Но не позволили ей увидеться с матерью в том же институте просто на случай, если это негативно скажется на ее выздоровлении.
До этого момента.
Вад молча сидел рядом с ней в стерильной палате, а она с надеждой смотрела на мать.
Селеста Клемм тупо уставилась на него.
Вад вспомнил, как встретил ее много лет назад, когда искал фиолетовые глаза, о существовании которых даже не подозревал. Тогда она была ошеломлена, потерялась в своих мыслях, но говорила с ним о своей дочери, о мимолетных моментах, когда любовь так ярко сияла в ее глазах, что внутри у Вада потеплело.
Теперь ей стало хуже.
— Мама, — Корвина дрожащей улыбкой протянула ей руку через стол в палате для встреч. — Ты ведь помнишь Вада, верно? Он приходил к тебе некоторое время назад.
Ее мать не ответила, ее шизофрения и недавнее слабоумие заставляли ее теряться в собственной голове. Вад знал, что это один из самых больших страхов Корвины, что она в конечном итоге станет такой же, как ее мать, и однажды она больше не узнает его.
Он был достаточно реалистичен, чтобы признать, что это может произойти. Он также знал, что, если у нее появятся симптомы, достаточные для того, чтобы вызвать беспокойство у врачей, он свернет горы, в поисках помощи и поддержки, в которой она будет нуждаться, чего никогда не получала ее мать. И если когда-нибудь она действительно забудет его, он останется ее горой и будет поддерживать ее цветение всеми своими чувствами к ней.

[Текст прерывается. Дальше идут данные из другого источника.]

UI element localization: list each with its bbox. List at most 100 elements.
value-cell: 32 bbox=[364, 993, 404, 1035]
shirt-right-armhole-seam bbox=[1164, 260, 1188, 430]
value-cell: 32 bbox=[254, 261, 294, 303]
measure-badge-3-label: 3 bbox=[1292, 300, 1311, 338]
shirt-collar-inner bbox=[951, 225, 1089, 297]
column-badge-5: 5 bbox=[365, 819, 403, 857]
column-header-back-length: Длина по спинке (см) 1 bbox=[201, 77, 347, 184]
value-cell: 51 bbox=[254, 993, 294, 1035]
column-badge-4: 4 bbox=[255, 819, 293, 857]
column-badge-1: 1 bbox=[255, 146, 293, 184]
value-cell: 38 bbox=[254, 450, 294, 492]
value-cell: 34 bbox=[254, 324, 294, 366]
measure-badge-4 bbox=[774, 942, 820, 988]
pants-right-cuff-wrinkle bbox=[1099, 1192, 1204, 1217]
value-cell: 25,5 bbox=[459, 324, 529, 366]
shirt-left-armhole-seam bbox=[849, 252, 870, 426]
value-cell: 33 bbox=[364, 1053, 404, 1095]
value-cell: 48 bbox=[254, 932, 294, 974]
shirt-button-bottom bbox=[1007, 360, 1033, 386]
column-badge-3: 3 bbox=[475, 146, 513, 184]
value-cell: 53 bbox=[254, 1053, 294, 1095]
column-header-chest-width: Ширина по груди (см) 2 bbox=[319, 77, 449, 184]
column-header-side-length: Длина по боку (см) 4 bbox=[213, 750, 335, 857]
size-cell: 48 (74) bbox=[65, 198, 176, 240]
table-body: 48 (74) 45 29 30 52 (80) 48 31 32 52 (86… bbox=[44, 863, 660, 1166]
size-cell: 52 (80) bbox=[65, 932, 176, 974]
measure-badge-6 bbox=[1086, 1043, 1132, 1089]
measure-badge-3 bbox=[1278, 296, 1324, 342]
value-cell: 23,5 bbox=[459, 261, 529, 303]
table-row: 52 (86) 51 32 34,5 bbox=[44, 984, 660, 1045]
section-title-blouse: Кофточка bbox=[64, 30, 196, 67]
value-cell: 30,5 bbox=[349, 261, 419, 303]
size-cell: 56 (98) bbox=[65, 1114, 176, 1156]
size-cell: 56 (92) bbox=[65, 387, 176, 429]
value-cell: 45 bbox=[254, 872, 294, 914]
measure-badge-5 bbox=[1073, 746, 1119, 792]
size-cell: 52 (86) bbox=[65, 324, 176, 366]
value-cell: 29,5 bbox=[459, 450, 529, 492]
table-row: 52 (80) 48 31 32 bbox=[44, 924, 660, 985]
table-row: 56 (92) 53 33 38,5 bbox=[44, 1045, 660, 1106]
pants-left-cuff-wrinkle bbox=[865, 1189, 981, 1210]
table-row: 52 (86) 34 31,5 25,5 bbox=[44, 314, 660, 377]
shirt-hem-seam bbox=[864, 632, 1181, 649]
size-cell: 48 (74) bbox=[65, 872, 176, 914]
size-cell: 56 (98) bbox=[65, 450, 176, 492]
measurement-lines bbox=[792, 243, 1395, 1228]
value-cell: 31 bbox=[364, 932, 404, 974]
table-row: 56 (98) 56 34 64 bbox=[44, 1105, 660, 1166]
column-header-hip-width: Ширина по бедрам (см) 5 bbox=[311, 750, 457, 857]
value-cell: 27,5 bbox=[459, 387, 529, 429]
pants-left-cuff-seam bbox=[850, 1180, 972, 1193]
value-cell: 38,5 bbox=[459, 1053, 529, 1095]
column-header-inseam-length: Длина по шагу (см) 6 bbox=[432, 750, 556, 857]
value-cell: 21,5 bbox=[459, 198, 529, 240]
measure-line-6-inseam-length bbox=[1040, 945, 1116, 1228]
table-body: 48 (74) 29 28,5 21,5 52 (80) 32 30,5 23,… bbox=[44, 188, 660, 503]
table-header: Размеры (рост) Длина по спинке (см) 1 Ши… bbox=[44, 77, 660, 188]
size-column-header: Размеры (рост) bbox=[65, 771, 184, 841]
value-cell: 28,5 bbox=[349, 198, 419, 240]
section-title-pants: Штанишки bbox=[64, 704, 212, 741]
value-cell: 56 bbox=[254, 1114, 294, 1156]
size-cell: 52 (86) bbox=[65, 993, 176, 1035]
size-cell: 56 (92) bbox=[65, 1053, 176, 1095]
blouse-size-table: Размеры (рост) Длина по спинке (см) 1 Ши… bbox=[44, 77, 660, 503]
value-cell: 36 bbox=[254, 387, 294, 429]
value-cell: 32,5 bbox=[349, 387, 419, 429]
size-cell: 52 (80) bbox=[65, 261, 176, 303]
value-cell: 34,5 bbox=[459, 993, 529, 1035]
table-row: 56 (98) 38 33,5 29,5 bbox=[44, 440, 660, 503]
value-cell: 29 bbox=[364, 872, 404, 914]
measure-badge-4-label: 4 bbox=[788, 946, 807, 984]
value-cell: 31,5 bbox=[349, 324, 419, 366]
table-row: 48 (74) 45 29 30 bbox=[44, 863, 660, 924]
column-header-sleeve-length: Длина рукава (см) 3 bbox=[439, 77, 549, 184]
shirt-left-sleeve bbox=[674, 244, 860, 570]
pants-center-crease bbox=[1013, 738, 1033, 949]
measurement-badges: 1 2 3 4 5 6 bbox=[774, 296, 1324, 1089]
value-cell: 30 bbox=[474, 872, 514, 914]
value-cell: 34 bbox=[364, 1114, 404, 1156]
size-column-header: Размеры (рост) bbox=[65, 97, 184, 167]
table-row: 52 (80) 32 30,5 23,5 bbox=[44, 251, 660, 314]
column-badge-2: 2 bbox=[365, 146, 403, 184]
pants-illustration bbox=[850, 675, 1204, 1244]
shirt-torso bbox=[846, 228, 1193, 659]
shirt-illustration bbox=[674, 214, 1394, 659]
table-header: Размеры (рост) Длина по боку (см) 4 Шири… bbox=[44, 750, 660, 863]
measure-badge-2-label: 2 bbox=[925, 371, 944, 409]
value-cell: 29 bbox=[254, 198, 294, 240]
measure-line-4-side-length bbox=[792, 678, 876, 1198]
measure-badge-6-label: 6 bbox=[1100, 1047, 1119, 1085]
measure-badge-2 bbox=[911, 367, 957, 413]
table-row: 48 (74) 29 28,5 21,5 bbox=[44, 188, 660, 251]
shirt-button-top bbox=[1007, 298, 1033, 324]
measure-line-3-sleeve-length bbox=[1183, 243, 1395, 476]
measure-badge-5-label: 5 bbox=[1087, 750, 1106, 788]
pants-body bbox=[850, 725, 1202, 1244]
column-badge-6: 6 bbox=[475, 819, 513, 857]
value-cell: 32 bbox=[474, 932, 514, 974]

Они продержали ее шесть месяцев.
Она принадлежала ему, сейчас и на всю жизнь, и если существует загробная жизнь, то, возможно, и в ней тоже.
По крайней мере, сейчас ее врач не беспокоился. Она все еще иногда слышала Мо, но редко. Время, проведенное в Веренмор, по какой-то причине пробудило ее подсознание. Или, может, это было вовсе не ее подсознание. Может, она была немного потусторонней, как Старушка Зельда. Он не знал, и, честно говоря, ему было все равно. Для мальчика, у которого никогда ничего не было, Веренмор был для него всем на протяжении десятилетий. То, что он оставил Университет ради нее, говорило ему о его чувствах больше, чем что-либо другое. Она была важнее.
— Мама, — Корвина встала, подошла к матери и опустилась на корточки, два поколения красивых женщин с волосами цвета воронова крыла и фиолетовыми глазами смотрели друг на друга. — Мы с Вадом теперь вместе. Мы приехали к тебе на мой день рождения.
Ее мать посмотрела на него, что-то, возможно, проникло в ее разум.
Вад позволил ей насытиться его взглядом. Его уважение к Селесте Клемм было необычайным. Как она боролась со своей семьей, чтобы родить ребенка, потеряла свою любовь самым ужасным образом и все еще воспитывала дочь, полную любви, сердца и доброты, в то время как борьба с собственным разумом была подвигом, который могла совершить только самая любящая, смелая женщина. И Селеста, возможно, поддалась голосам в своей голове, но ее любовь к дочери все еще где-то привязывала ее сердце.